According to the Bureau of Animal Industry, the Philippines government has culled more than 470,000 hogs to prevent the spread of the deadly African swine fever (ASF) virus. Although the virus is not harmful to humans, it has been devastating to the pork industry.
In an effort to help hog producers, the bank is planning to roll out a special credit known as the DBP Swine Repopulation, Rehabilitation and Recovery Credit Program (Swine R3 Credit Program) to fund the construction of biosecure swine farms and the purchase of necessary farm equipment, the article said.
DBP, the sixth largest bank in the Philippines in terms of assets, is implementing this program to complement the Department of Agriculture’s Integrated National Swine Production Initiatives for Recovery and Expansion (INSPIRE) Program aimed at “calibrated repopulation and swine livelihood enterprise, establishment of breeder multiplier farms, and intensive and modernized production.”

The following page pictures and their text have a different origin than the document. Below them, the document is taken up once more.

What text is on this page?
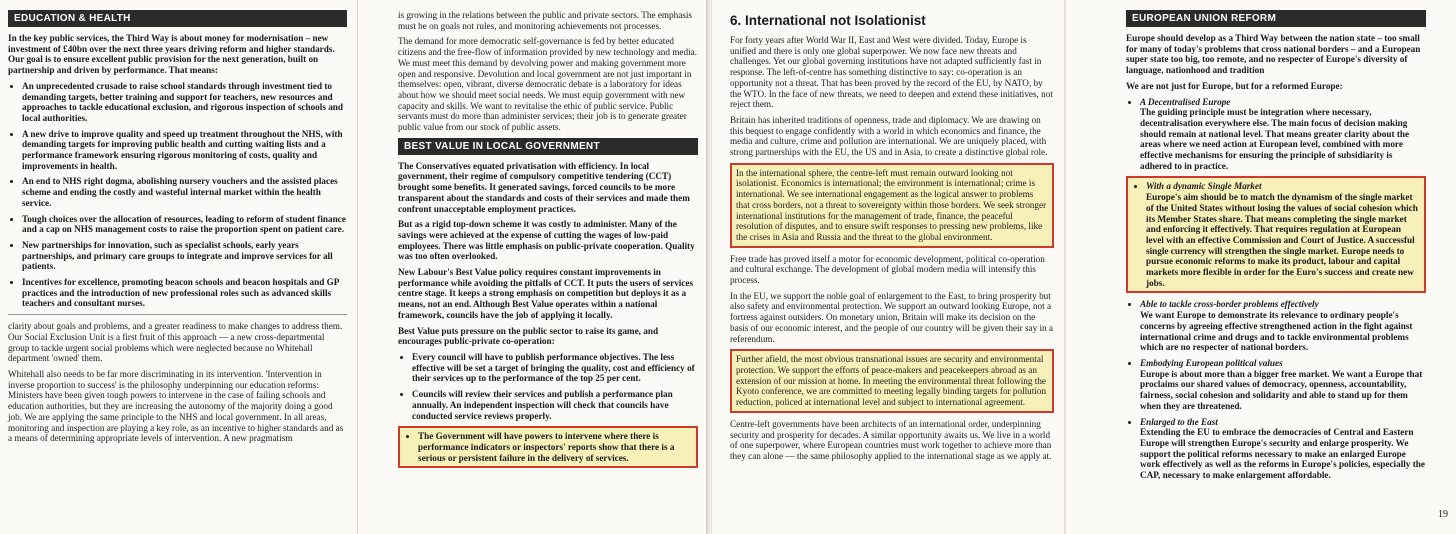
EDUCATION & HEALTH

In the key public services, the Third Way is about money for modernisation – new investment of £40bn over the next three years driving reform and higher standards. Our goal is to ensure excellent public provision for the next generation, built on partnership and driven by performance. That means:

• An unprecedented crusade to raise school standards through investment tied to demanding targets, better training and support for teachers, new resources and approaches to tackle educational exclusion, and rigorous inspection of schools and local authorities.
• A new drive to improve quality and speed up treatment throughout the NHS, with demanding targets for improving public health and cutting waiting lists and a performance framework ensuring rigorous monitoring of costs, quality and improvements in health.
• An end to NHS right dogma, abolishing nursery vouchers and the assisted places scheme and ending the costly and wasteful internal market within the health service.
• Tough choices over the allocation of resources, leading to reform of student finance and a cap on NHS management costs to raise the proportion spent on patient care.
• New partnerships for innovation, such as specialist schools, early years partnerships, and primary care groups to integrate and improve services for all patients.
• Incentives for excellence, promoting beacon schools and beacon hospitals and GP practices and the introduction of new professional roles such as advanced skills teachers and consultant nurses.

clarity about goals and problems, and a greater readiness to make changes to address them. Our Social Exclusion Unit is a first fruit of this approach — a new cross-departmental group to tackle urgent social problems which were neglected because no Whitehall department 'owned' them.

Whitehall also needs to be far more discriminating in its intervention. 'Intervention in inverse proportion to success' is the philosophy underpinning our education reforms: Ministers have been given tough powers to intervene in the case of failing schools and education authorities, but they are increasing the autonomy of the majority doing a good job. We are applying the same principle to the NHS and local government. In all areas, monitoring and inspection are playing a key role, as an incentive to higher standards and as a means of determining appropriate levels of intervention. A new pragmatism

is growing in the relations between the public and private sectors. The emphasis must be on goals not rules, and monitoring achievements not processes.

The demand for more democratic self-governance is fed by better educated citizens and the free-flow of information provided by new technology and media. We must meet this demand by devolving power and making government more open and responsive. Devolution and local government are not just important in themselves: open, vibrant, diverse democratic debate is a laboratory for ideas about how we should meet social needs. We must equip government with new capacity and skills. We want to revitalise the ethic of public service. Public servants must do more than administer services; their job is to generate greater public value from our stock of public assets.

BEST VALUE IN LOCAL GOVERNMENT

The Conservatives equated privatisation with efficiency. In local government, their regime of compulsory competitive tendering (CCT) brought some benefits. It generated savings, forced councils to be more transparent about the standards and costs of their services and made them confront unacceptable employment practices.

But as a rigid top-down scheme it was costly to administer. Many of the savings were achieved at the expense of cutting the wages of low-paid employees. There was little emphasis on public-private cooperation. Quality was too often overlooked.

New Labour's Best Value policy requires constant improvements in performance while avoiding the pitfalls of CCT. It puts the users of services centre stage. It keeps a strong emphasis on competition but deploys it as a means, not an end. Although Best Value operates within a national framework, councils have the job of applying it locally.

Best Value puts pressure on the public sector to raise its game, and encourages public-private co-operation:

• Every council will have to publish performance objectives. The less effective will be set a target of bringing the quality, cost and efficiency of their services up to the performance of the top 25 per cent.
• Councils will review their services and publish a performance plan annually. An independent inspection will check that councils have conducted service reviews properly.
• The Government will have powers to intervene where there is performance indicators or inspectors' reports show that there is a serious or persistent failure in the delivery of services.
6. International not Isolationist

For forty years after World War II, East and West were divided. Today, Europe is unified and there is only one global superpower. We now face new threats and challenges. Yet our global governing institutions have not adapted sufficiently fast in response. The left-of-centre has something distinctive to say: co-operation is an opportunity not a threat. That has been proved by the record of the EU, by NATO, by the WTO. In the face of new threats, we need to deepen and extend these initiatives, not reject them.

Britain has inherited traditions of openness, trade and diplomacy. We are drawing on this bequest to engage confidently with a world in which economics and finance, the media and culture, crime and pollution are international. We are uniquely placed, with strong partnerships with the EU, the US and in Asia, to create a distinctive global role.

In the international sphere, the centre-left must remain outward looking not isolationist. Economics is international; the environment is international; crime is international. We see international engagement as the logical answer to problems that cross borders, not a threat to sovereignty within those borders. We seek stronger international institutions for the management of trade, finance, the peaceful resolution of disputes, and to ensure swift responses to pressing new problems, like the crises in Asia and Russia and the threat to the global environment.

Free trade has proved itself a motor for economic development, political co-operation and cultural exchange. The development of global modern media will intensify this process.

In the EU, we support the noble goal of enlargement to the East, to bring prosperity but also safety and environmental protection. We support an outward looking Europe, not a fortress against outsiders. On monetary union, Britain will make its decision on the basis of our economic interest, and the people of our country will be given their say in a referendum.

Further afield, the most obvious transnational issues are security and environmental protection. We support the efforts of peace-makers and peacekeepers abroad as an extension of our mission at home. In meeting the environmental threat following the Kyoto conference, we are committed to meeting legally binding targets for pollution reduction, policed at international level and subject to international agreement.

Centre-left governments have been architects of an international order, underpinning security and prosperity for decades. A similar opportunity awaits us. We live in a world of one superpower, where European countries must work together to achieve more than they can alone — the same philosophy applied to the international stage as we apply at.

EUROPEAN UNION REFORM

Europe should develop as a Third Way between the nation state – too small for many of today's problems that cross national borders – and a European super state too big, too remote, and no respecter of Europe's diversity of language, nationhood and tradition

We are not just for Europe, but for a reformed Europe:

• A Decentralised Europe
The guiding principle must be integration where necessary, decentralisation everywhere else. The main focus of decision making should remain at national level. That means greater clarity about the areas where we need action at European level, combined with more effective mechanisms for ensuring the principle of subsidiarity is adhered to in practice.
• With a dynamic Single Market
Europe's aim should be to match the dynamism of the single market of the United States without losing the values of social cohesion which its Member States share. That means completing the single market and enforcing it effectively. That requires regulation at European level with an effective Commission and Court of Justice. A successful single currency will strengthen the single market. Europe needs to pursue economic reforms to make its product, labour and capital markets more flexible in order for the Euro's success and create new jobs.
• Able to tackle cross-border problems effectively
We want Europe to demonstrate its relevance to ordinary people's concerns by agreeing effective strengthened action in the fight against international crime and drugs and to tackle environmental problems which are no respecter of national borders.
• Embodying European political values
Europe is about more than a bigger free market. We want a Europe that proclaims our shared values of democracy, openness, accountability, fairness, social cohesion and solidarity and able to stand up for them when they are threatened.
• Enlarged to the East
Extending the EU to embrace the democracies of Central and Eastern Europe will strengthen Europe's security and enlarge prosperity. We support the political reforms necessary to make an enlarged Europe work effectively as well as the reforms in Europe's policies, especially the CAP, necessary to make enlargement affordable.
19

Under this program, local government units and eligible private firms may borrow funds to establish swine breeding farms, wean-to-finish farms and consolidated swine facility projects, SunStar reports.
The program offers a maximum loanable amount of up to 100% of total project cost for local government units and up to 70% for private entities, with payment terms of up to 10 years, including a maximum grace period of two years, the article said.
PhilStar Global reports the DBP has aligned P12 billion for commercial hog production. It also set aside P500 million for its borrowing program to bankroll the upgrade of farm facilities operated by small firms.